Prisoner: Lev Kopelev
“It was unbearably hot and stuffy. We sat on the floor in our underpants. We were all thirsty. The [toilet] bucket could be carried out only when it was full to the brim. There was no shortage of volunteers for the malodorous task: they could stop by a water faucet outside. On the third day there was still no bread. The shouts and wails were louder than ever and the reports of automatic rifle fire more frequent. ‘Shot three of them today,’ said one of the guards who brought us the midday meal. He explained that there was no bread because the bakery had burned down, and they were waiting for bread from another bakery.”
Dehumanization
The indignities visited on prisoners did not stop with the hunger and the cold. Prisoners were frequently reminded that even their bodies were no longer their own.
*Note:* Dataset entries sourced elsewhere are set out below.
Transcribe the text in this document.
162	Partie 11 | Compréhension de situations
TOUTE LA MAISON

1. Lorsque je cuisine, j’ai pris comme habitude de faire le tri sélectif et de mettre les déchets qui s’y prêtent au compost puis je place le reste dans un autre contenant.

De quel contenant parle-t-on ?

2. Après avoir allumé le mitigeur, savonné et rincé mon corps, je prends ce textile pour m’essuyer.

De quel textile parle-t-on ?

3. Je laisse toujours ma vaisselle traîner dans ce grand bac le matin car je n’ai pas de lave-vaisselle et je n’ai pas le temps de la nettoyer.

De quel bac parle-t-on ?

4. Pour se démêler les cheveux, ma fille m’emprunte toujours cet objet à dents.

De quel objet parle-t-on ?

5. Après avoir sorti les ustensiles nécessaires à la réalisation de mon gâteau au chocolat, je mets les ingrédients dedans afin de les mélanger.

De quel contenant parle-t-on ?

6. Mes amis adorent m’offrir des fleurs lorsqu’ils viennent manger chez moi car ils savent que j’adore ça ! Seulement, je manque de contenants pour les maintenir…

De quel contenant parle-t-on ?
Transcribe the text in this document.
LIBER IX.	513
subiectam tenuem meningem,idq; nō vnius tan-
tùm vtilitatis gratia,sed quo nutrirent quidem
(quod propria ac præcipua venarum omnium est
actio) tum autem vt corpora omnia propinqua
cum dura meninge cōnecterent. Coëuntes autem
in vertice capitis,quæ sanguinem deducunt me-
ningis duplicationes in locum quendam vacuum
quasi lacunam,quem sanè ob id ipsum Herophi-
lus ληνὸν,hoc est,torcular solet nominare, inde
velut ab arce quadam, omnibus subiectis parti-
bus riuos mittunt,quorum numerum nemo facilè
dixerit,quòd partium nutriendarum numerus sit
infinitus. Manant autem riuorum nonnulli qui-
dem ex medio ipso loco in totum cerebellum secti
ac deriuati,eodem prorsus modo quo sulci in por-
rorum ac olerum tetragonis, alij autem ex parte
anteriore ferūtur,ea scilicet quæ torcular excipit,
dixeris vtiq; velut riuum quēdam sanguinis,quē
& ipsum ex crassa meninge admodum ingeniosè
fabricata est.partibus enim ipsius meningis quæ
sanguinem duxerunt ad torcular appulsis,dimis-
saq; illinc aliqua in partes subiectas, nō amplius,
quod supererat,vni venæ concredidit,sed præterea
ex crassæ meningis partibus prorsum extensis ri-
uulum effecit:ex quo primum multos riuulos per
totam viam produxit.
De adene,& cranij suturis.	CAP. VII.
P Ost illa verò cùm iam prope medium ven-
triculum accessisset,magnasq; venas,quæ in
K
Former prisoner Nadezhda Grankina recalled the indignities experienced by women arriving at a prison in Suzdal:
In the middle [of the cell], opposite the peephole, stood a table. Fifteen of us were called in. The duty officer came in and announced that anyone who attempted to resist would be severely punished…In came two women in uniform, who began to search us. They looked in our hair, inside our mouths, and between our toes and fingers. Then they ordered us to get dressed again and left. Two other women guards came in. One was wearing a rubber sheath on one of her fingers, and the other was carrying a glass with liquid in it. ’Take off your underpants and lie down,’ one of them said. Horrified, we huddled like sheep in a corner, not saying a word and trying to hide behind each other. Finally a young Austrian [female prisoner] spoke up: ’Oh, this is nothing to be afraid of,’ she declared defiantly, and lay down on the table opposite the peephole. The cover on the peephole continually scraped open and shut. A vaginal search: we also had to endure that. All of us had been brought there from maximum security prisons, and none of us could possibly have had anything illegal to hide. This was a simple act of barbarism.